The Molarity of a dibasic acid is $M$. The equivalent weight of the acid is$E$. The amount of the acid present in  $500 \mathrm{ml}$  of the solution is

We know that, Molarity $\left(M\right)=\frac{\text{ number of moles of solute }(\text{ n) }}{\text{ volume of solution in litres }}$

where,

$M=$ Molarity (Given)

$\mathrm{n}=$ no. of moles

$\mathrm{volume} =500\mathrm{ml} =\frac{500}{1000} \mathrm{l}$ (Given)

$M=\frac{n}{\frac{500}{1000}}=2n\to$ Molarity $=2\times$ moles of solute

$\to Number of moles$  $=\frac{\text{ Molarity }}{2}$

And we know that$\to$ Number of moles $=\frac{\text{ weight }}{\text{ molar mass }}$

$\to Number of moles$ $=\frac{\text{ weight }}{\text{ molar mass }}=\frac{\text{ Molarity }}{2}$

$\to$ weight of solute present in solution $=\frac{\text{ Molarity }}{2}\times$ molar mass (Equation1st)

Weight of solute present in solution= amount of acid present.

And we know about equivalent weight that,

Equivalent weight $=\frac{\text{ molar mass }}{\mathrm{basicity}}$(Equation 2nd)

Here, the number of equivalents will be 2 of dibasic acid because per molecule, it can donate two protons or hydrogen$\left({\mathrm{H}}^{+}\right)$ ions in the acid base reaction.

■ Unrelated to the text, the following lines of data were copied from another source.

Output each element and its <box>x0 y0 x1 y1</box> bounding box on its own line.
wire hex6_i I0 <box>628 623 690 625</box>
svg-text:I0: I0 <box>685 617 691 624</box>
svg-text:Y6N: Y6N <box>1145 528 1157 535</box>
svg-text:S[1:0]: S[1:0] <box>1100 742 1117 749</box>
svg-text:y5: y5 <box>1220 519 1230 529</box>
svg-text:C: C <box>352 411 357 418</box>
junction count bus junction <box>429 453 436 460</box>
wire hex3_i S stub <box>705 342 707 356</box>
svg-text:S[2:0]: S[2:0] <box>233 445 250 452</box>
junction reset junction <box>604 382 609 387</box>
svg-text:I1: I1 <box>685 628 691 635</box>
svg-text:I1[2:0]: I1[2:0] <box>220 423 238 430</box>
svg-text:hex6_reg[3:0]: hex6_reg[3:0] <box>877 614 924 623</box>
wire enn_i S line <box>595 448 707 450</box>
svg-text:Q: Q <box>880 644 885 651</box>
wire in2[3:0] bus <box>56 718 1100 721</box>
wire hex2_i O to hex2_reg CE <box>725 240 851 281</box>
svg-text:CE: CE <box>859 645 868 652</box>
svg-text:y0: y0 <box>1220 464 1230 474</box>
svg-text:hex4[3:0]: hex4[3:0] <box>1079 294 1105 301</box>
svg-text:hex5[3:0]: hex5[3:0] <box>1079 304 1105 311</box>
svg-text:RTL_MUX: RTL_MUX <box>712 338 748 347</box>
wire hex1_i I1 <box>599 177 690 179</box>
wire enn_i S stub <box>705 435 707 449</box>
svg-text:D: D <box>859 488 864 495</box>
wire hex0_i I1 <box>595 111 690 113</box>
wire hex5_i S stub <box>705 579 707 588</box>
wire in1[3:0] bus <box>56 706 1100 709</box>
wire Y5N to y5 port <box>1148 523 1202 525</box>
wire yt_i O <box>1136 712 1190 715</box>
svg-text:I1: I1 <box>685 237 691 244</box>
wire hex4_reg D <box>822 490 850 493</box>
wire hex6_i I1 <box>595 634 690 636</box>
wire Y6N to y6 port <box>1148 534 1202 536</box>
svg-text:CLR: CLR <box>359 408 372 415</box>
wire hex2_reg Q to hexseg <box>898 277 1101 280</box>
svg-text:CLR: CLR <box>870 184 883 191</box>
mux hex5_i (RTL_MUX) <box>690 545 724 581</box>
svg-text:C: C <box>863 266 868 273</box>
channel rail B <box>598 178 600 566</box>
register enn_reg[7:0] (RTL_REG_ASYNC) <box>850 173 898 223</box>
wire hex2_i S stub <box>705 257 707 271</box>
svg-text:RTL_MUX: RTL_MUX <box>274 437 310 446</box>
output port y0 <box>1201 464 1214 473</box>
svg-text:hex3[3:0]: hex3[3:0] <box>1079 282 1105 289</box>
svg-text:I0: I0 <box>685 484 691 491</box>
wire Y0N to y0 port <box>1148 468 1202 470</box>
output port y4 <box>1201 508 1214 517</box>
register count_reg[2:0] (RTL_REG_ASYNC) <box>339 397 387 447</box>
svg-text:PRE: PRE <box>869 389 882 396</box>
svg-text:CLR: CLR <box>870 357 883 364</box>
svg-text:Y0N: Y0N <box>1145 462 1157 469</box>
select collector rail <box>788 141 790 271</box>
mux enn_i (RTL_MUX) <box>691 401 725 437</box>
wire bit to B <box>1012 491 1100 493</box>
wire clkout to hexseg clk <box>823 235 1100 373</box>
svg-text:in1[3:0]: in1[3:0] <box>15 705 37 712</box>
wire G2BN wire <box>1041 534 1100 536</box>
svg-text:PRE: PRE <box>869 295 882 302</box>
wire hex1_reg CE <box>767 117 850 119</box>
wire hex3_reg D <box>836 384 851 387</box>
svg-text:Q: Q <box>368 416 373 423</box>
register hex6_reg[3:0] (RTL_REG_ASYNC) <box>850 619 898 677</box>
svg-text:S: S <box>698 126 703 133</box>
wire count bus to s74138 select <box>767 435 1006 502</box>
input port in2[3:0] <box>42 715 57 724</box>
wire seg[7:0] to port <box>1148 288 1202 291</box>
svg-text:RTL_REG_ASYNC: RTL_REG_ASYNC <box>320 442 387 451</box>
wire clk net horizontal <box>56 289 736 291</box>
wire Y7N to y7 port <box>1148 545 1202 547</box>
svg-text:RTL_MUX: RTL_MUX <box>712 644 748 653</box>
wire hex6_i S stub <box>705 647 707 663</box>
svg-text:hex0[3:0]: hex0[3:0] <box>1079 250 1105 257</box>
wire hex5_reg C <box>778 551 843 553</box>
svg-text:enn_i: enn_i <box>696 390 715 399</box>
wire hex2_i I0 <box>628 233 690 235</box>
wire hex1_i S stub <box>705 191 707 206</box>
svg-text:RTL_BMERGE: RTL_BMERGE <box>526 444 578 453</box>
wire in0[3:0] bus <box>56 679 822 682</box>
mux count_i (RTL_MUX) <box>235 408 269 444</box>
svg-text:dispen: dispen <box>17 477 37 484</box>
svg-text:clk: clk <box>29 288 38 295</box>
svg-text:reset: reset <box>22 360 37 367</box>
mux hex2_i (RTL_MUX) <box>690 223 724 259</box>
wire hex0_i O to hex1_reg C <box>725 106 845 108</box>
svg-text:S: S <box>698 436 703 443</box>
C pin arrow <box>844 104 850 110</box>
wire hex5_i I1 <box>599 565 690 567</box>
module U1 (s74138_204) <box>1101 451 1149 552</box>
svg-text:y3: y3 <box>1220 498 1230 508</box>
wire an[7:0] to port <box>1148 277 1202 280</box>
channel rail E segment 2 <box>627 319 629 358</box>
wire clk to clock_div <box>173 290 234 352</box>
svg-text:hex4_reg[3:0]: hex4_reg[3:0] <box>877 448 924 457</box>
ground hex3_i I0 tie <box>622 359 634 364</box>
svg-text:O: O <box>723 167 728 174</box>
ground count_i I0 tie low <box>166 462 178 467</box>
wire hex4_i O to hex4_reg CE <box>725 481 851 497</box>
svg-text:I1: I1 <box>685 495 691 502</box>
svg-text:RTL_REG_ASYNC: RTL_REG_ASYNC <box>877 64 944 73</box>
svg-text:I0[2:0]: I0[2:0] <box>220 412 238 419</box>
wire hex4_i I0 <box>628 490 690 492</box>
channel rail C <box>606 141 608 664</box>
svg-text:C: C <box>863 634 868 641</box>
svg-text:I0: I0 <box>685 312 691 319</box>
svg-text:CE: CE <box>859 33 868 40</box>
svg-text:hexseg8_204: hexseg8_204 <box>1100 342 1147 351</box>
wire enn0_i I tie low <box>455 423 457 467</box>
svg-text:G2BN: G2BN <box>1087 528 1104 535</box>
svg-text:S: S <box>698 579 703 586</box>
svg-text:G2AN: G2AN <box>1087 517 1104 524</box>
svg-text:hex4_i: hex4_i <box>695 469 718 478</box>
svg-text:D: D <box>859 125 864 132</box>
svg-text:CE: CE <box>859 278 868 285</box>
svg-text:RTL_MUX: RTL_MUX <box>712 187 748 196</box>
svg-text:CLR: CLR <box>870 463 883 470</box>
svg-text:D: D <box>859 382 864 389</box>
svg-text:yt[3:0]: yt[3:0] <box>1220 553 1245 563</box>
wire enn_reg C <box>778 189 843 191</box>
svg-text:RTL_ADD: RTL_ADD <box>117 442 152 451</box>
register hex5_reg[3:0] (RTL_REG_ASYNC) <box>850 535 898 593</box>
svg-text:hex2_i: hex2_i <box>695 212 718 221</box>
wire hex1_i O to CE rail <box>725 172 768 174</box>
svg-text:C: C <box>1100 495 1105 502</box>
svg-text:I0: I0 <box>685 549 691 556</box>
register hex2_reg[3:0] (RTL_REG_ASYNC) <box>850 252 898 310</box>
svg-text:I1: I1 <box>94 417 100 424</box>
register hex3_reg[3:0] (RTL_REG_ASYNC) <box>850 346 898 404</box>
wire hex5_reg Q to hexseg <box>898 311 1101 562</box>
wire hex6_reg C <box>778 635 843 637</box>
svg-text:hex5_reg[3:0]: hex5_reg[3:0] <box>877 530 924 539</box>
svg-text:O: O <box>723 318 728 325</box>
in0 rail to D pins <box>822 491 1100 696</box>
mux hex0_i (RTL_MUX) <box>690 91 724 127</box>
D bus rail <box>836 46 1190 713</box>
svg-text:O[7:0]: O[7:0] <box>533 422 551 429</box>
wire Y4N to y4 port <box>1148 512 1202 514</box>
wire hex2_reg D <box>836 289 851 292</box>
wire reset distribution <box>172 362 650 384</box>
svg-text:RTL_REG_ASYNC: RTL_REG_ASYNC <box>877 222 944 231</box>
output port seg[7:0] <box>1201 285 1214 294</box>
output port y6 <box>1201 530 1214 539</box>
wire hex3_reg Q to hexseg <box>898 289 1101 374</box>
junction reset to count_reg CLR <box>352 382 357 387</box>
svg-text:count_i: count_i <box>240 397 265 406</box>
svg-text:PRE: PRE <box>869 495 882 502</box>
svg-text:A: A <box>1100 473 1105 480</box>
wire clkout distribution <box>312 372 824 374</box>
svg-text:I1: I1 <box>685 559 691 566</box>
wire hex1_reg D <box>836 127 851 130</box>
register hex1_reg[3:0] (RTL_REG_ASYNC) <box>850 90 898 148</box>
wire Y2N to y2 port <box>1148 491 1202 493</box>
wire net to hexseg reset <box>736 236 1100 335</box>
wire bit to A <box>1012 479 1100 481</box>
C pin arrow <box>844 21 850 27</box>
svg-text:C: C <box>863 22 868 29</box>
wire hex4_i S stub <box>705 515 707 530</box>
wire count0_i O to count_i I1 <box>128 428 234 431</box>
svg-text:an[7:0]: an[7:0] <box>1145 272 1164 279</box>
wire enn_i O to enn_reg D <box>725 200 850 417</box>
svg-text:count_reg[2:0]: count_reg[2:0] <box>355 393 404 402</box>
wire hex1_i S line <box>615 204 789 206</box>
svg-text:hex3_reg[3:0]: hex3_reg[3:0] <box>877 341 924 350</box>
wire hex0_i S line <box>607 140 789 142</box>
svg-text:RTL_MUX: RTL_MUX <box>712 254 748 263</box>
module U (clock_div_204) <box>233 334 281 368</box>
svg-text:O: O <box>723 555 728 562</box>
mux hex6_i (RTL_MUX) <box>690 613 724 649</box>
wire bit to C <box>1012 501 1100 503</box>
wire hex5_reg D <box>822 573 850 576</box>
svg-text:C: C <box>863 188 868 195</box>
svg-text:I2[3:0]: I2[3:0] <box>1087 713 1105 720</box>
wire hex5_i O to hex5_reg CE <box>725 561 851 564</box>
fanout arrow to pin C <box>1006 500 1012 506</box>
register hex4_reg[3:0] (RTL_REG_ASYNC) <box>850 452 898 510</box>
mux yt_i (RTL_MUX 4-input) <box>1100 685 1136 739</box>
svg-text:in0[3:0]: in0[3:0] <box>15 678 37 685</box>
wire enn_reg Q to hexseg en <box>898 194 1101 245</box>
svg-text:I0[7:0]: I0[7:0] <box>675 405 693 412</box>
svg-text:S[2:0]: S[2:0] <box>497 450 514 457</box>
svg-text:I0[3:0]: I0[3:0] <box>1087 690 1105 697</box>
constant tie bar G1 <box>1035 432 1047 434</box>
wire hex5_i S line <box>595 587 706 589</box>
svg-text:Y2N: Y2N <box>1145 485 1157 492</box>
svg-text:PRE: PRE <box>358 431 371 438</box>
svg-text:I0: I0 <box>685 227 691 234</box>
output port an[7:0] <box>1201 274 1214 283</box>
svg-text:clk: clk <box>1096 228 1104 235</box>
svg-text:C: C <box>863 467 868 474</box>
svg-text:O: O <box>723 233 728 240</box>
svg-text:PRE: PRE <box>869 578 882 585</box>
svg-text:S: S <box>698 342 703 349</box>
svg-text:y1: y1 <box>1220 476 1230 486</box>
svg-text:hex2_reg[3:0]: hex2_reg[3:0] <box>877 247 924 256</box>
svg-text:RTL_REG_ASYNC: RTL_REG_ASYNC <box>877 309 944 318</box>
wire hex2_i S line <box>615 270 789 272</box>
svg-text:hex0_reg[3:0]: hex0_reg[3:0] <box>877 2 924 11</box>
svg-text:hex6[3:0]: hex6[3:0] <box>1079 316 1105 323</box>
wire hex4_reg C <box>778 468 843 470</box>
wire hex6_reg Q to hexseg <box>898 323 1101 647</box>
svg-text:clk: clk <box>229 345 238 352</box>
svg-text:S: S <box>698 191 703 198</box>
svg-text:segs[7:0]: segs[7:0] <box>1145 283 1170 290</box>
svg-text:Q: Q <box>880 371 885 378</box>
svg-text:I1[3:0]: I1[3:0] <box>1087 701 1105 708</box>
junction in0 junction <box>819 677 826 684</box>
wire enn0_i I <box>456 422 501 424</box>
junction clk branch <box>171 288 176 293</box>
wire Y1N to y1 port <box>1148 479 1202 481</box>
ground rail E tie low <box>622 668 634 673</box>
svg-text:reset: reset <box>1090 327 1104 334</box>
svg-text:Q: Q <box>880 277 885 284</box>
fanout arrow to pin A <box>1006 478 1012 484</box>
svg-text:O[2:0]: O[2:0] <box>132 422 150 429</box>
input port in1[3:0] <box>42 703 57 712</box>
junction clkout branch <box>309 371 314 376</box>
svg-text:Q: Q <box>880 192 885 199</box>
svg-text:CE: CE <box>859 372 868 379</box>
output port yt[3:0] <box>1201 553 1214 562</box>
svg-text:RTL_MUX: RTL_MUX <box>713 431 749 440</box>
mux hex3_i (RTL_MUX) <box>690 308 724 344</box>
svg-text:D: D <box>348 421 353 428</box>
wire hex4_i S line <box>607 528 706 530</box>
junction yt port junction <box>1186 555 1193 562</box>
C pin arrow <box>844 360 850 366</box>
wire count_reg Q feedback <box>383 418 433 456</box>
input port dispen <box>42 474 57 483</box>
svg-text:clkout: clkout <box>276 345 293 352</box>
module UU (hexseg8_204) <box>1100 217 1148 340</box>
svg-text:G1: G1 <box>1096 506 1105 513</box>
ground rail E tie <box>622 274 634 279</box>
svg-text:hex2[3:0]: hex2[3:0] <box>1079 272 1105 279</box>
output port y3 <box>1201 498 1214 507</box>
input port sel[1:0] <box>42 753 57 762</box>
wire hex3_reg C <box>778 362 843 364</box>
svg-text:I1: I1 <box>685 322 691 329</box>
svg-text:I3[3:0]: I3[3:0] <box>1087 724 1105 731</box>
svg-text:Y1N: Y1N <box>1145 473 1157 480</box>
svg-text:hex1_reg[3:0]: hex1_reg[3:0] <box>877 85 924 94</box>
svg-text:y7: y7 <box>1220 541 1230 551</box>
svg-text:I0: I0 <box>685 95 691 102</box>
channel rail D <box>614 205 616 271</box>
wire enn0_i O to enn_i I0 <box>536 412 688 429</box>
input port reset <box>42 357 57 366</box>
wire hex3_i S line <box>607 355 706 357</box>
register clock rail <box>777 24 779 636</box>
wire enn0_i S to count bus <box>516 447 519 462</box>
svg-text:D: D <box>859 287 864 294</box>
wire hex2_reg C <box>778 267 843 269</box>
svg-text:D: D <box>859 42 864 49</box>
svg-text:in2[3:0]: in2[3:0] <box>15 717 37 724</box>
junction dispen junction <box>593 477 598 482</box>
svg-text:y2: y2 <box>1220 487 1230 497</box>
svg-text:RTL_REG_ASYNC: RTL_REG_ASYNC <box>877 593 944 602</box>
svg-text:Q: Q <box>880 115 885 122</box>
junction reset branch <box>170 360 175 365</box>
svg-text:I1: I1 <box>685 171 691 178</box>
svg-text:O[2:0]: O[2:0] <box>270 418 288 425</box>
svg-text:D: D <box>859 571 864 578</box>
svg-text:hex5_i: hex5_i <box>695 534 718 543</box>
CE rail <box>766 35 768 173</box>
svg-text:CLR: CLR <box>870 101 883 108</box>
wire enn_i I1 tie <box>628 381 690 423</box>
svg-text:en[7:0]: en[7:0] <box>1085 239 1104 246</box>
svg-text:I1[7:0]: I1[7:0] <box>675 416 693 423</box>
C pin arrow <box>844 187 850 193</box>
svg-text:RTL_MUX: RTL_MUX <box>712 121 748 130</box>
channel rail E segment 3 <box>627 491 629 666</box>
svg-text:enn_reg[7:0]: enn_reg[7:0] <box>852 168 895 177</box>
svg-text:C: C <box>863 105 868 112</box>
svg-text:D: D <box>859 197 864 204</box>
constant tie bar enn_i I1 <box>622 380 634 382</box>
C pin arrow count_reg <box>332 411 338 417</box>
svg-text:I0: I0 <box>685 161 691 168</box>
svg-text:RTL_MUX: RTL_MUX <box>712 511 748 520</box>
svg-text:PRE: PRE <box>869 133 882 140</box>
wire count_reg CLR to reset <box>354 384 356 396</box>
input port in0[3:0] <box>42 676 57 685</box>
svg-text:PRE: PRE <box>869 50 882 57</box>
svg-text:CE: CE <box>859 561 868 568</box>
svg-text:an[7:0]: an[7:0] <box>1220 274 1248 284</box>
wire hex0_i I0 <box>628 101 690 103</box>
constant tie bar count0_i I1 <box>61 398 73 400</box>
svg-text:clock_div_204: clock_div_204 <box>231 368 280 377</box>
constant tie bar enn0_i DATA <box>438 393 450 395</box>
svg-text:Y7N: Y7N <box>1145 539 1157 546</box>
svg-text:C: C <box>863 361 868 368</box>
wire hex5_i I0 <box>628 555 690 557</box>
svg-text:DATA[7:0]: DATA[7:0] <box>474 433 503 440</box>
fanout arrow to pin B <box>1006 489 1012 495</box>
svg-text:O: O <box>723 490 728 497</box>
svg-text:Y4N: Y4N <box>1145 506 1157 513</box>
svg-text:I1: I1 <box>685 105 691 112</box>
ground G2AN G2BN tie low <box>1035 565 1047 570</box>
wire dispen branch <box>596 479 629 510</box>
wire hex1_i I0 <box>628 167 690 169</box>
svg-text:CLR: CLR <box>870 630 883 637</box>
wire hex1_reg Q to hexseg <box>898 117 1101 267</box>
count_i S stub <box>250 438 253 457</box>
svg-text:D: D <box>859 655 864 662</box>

Rearranging the equation 2 we have:

Equivalent weight $=\frac{\text{ molar mass of dibasic acid }}{2}$

Again, rearranging equation 1 we have:

$\to$ weight of acid present in solution $=$Molarity $\times \frac{\text{ molar mass of dibasic acid }}{2}$

Amount of acid present in solution$=$$\mathrm{Molarity} \times \mathrm{Equivalent} \mathrm{weight}$ 

Hence, option(b) is correct.